Clustering a set of n data points, X_1, ..., X_n, into an optimal number of clusters, K, poses a challenge when K is unknown. A common yet flawed approach involves employing a clustering algorithm for different values of K (e.g., K=2 to K=10) and selecting the K that yields the lowest objective. This method is problematic as it involves both fitting and validating the model on the same dataset.


In supervised learning, the practice of fitting and validating different models is mitigated by splitting the data into training, validation, and test sets. Unfortunately, this standard data-splitting technique is not directly applicable in an unsupervised setting, where labels for validation and test sets are unavailable. Recently, a novel approach has been proposed to address this limitation: splitting each data point X_i into two sets, X_i^{train} and X_i^{test}. Subsequently, the model is trained on X_1^{train}, ..., X_n^{train}, and validated on X_1^{test}, ..., X_n^{test}.

The process of splitting a random variable Y into two independent random variables, Y_1 and Y_2, such that Y = Y_1 + Y_2 is known in statistics as thinning. While thinning Poisson processes is a well-established concept [0], recent research has demonstrated its broader applicability to various distributions beyond Poisson [1,2]. This breakthrough opens the door to sample splitting in a wide array of unsupervised tasks, allowing for the separation of training and validation sets even in the absence of labelled data.

Research Objective

This project aims to explore the application of data thinning for clustering non-Gaussian mixture models, focusing on mixture models of exponential family. In particular, we will use the inherent relationship between exponential family distributions and Bregman divergences and its application to clustering [3].


[0] See for example: https://stats.libretexts.org/Bookshelves/Probability_Theory/Probability_Mathematical_Statistics_and_Stochastic_Processes_(Siegrist)/14%3A_The_Poisson_Process/14.05%3A_Thinning_and_Superpositon or https://www.probabilitycourse.com/chapter11/11_1_3_merging_and_splitting_poisson_processes.php

[1] Neufeld, A., Dharamshi, A., Gao, L. L., & Witten, D. (2023).
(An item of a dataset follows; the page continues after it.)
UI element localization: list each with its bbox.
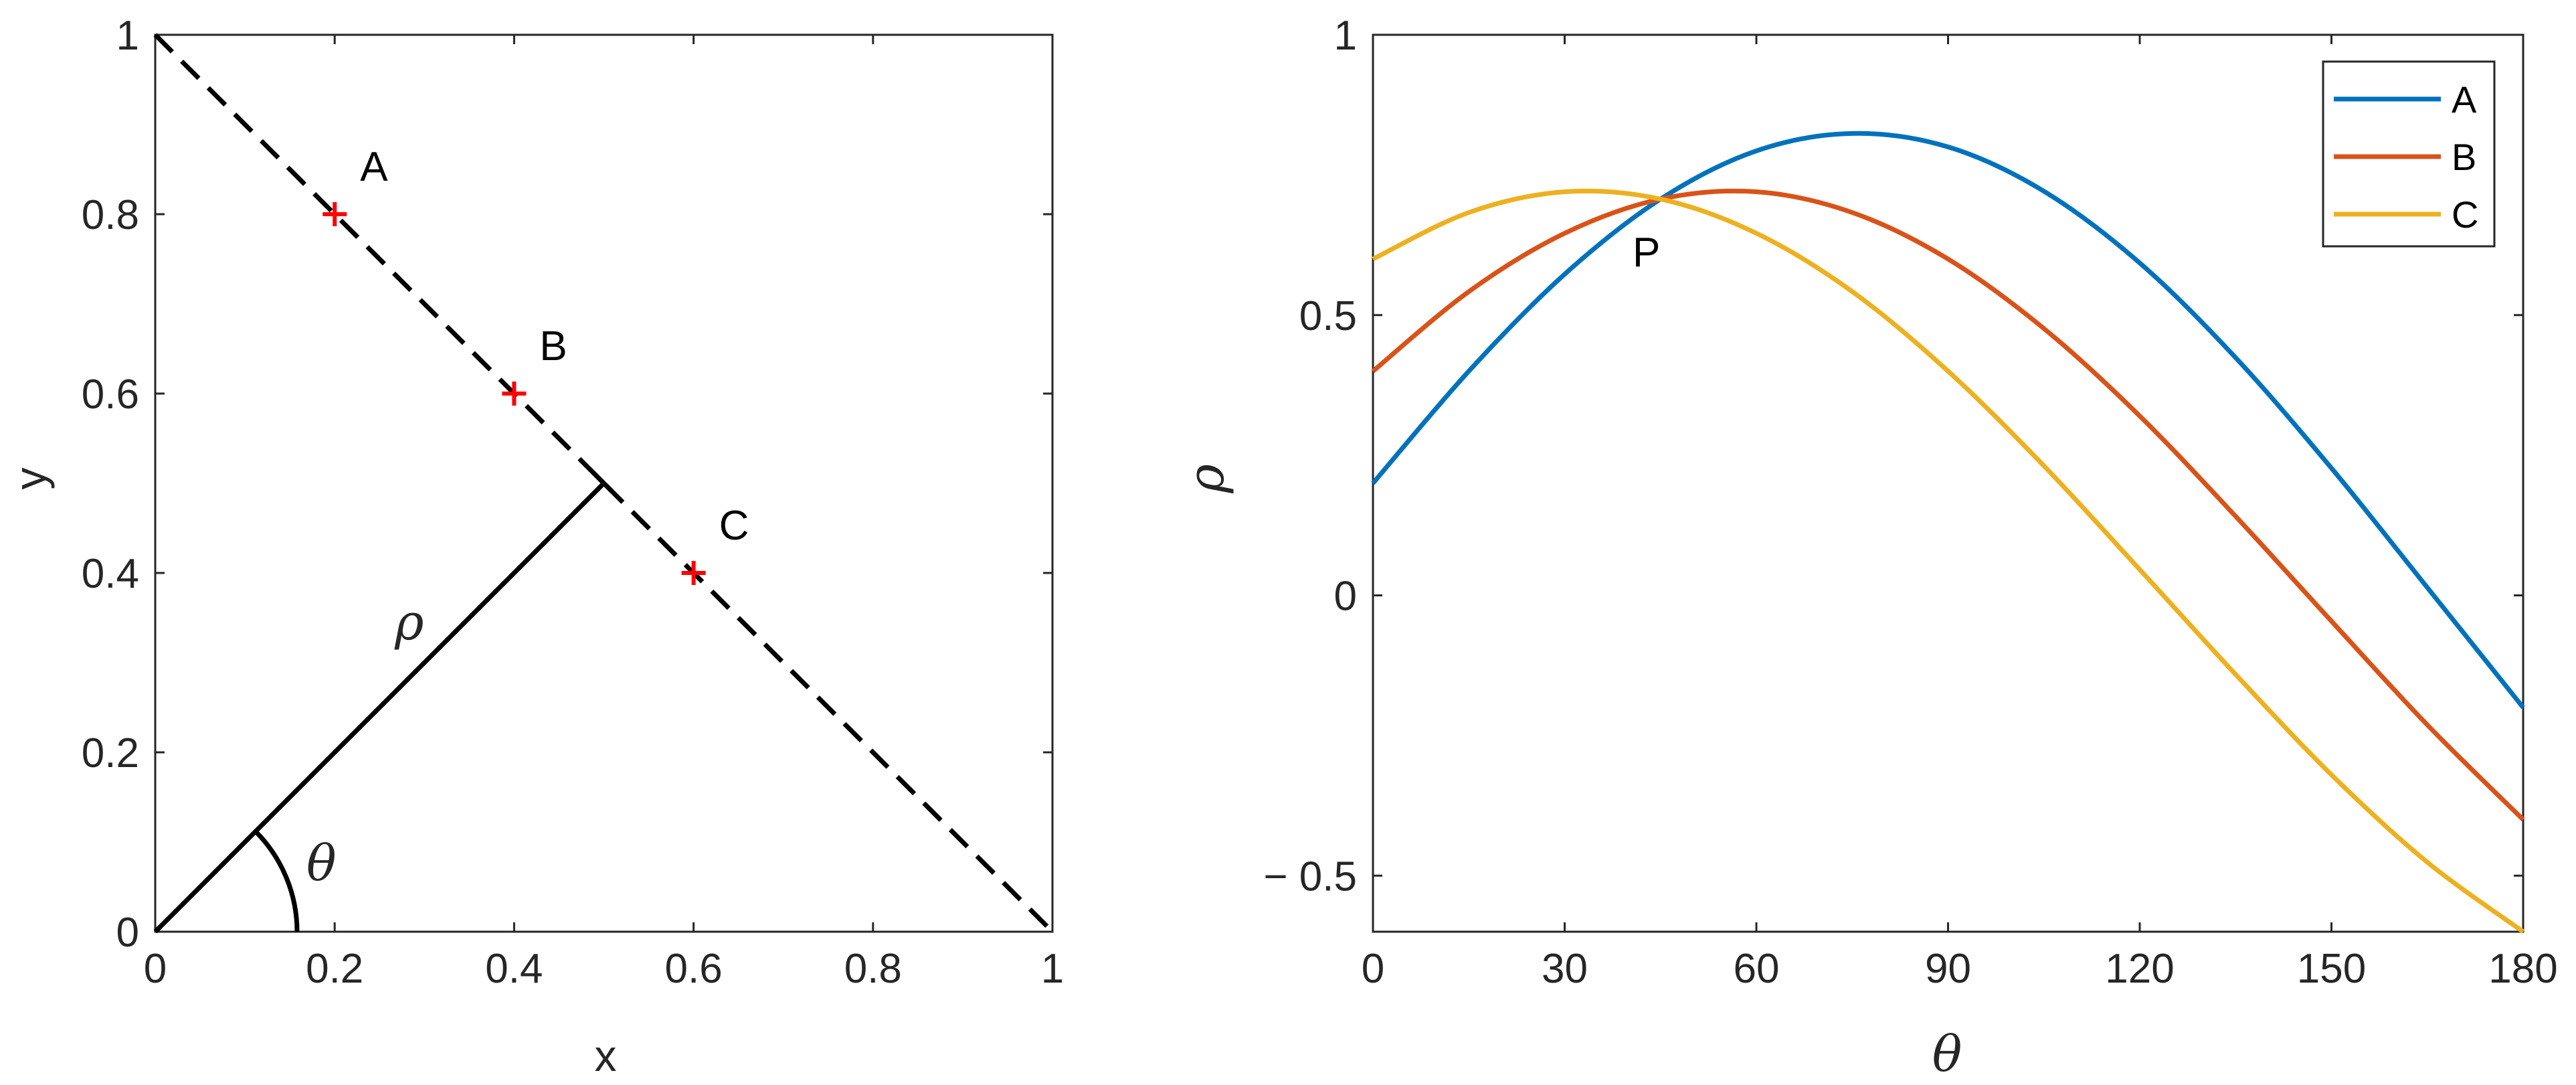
y-tick-label: 0 [116, 910, 139, 956]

Data thinning for convolution-closed distributions. arXiv preprint arXiv:2301.07276.

[2] Dharamshi, A., Neufeld, A., Motwani, K., Gao, L. L., Witten, D., & Bien, J. (2023). Generalized Data Thinning Using Sufficient Statistics. arXiv preprint arXiv:2303.12931.

[3] Banerjee, A., Merugu, S., Dhillon, I. S., Ghosh, J., & Lafferty, J. (2005). Clustering with Bregman divergences. Journal of Machine Learning Research, 6(10).